Über den Köpfen der Wildschweine
Während der Tierpfleger die Wildschweine versorgt, beobachtet ihn eine Schulklasse interessiert. Die Kinder besuchen die fünfte Klasse einer Thüringer Realschule. Ihre Schullandheim-Fahrt verbringen sie im Fichtelgebirge. „Wir waren schon auf dem Ochsenkopf und auf der Luisenburg“, erzählt ein Junge, „aber heute ist der schönste Tag bis jetzt!“ Auch seine Lehrerin ist begeistert vom Wildtierpark: „Die Gehege sind groß und artgerecht. Und trotzdem kann man die Tiere von hier oben aus super betrachten.“ Hier oben – damit meint sie die großen Holzbrücken. Auf einer von ihnen steht die Schulklasse gerade. Das massive Bauwerk führt die Besucher direkt über die Tiergehege und bietet damit einen einzigartigen Ausblick über die großen Gehege.
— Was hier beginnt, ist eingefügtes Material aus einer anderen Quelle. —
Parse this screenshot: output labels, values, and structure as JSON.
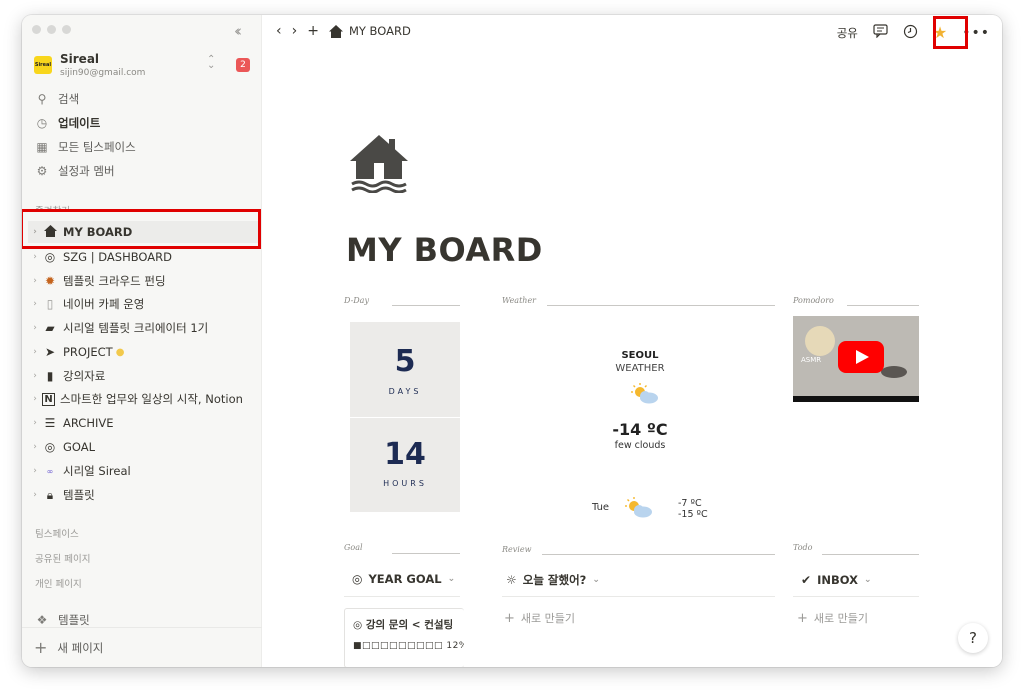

„Schau mal, da unten sind zwei große!“ ruft ein Kind und lugt über das Geländer. Direkt unter der Brücke baden zwei Wildschweine. Von den Gästen hoch über ihnen lassen sie sich nicht stören. Auch Tobias Lindemann steht mittlerweile wieder auf der Holzbrücke. Er wirft einen prüfenden Blick ins Rotwild-Gehege. Dort scheint alles gut zu sein. Und der weiße Hirsch Hubertus? – Der lässt sich noch immer nicht blicken. „Die Tiere haben Orte, an denen sie ungestört sind. Die Gehege sind groß, die Tiere können selbst entscheiden, wo sie sich aufhalten“, erklärt der Tierpfleger und setzt seinen Rundgang fort.
Auf den Brücken über den Gehegen können die Besucher die Tiere bestens beobachten.
„Respekt“ ist das Zauberwort
Für Lindemann geht es jetzt zu Charles, Diana und Viktor, den drei Luchsen. Auch Viktor hat gerade keine Lust auf Besuch. Nur Charles und Diana pirschen sich heran und springen auf die großen Felsen. Die Luchse wirken entspannt, sie sind an fremde Menschen gewöhnt. Manchmal dürfen Fotografen ins Luchsgehege. Dann posieren die Luchse, die großen Kameras klicken nah vor den Schnauzen der Tiere. „Solche zahmen Luchse habe ich sonst noch nirgends gesehen“, erzählt Lindemann. Während er spricht, dreht er sich von den Tieren weg. Diana kaut weiter genüsslich an einem Leckerli, Charles hat sich auf einen Felsen gesetzt und blickt in die Ferne. „Genau das meinte ich“, sagt der Tierpfleger. „Ich weiß genau, dass ich den Luchsen ohne Probleme den Rücken zudrehen kann. Sie respektieren uns, wir respektieren sie – das ist einfach ein wunderschönes Erlebnis!“
Er wirft Diana noch einen letzten Leckerbissen zu. Sie fängt ihn. „So, das reicht aber jetzt“, sagt Lindemann dann. „Gleich ist es vierzehn Uhr. Da führe ich eine Schulklasse durch den Park.“ Er steigt durch das hohe Gras zurück zum Gatter. Diana bleibt auf dem Felsen sitzen, Charles springt elegant nach unten und verschwindet hinter den Bäumen. Wenn Tobias Lindemann mit der Schulklasse am Gehege der Luchse ankommt, wird es wieder einige Leckerbissen geben. Ob die Luchse sich ihre Belohnungen dann abholen wollen, weiß der Tierpfleger noch nicht. Die Tiere entscheiden selbst, ob sie kommen wollen. Doch die Chancen dafür stehen gut – Denn wenn Tobias Lindemann in seine Trillerpfeife bläst, spitzt Diana meistens die Ohren. Und dann läuft sie los.
Tobias Lindemann weiß, dass Charles und Diana (hinten, von links) ihn nicht angreifen.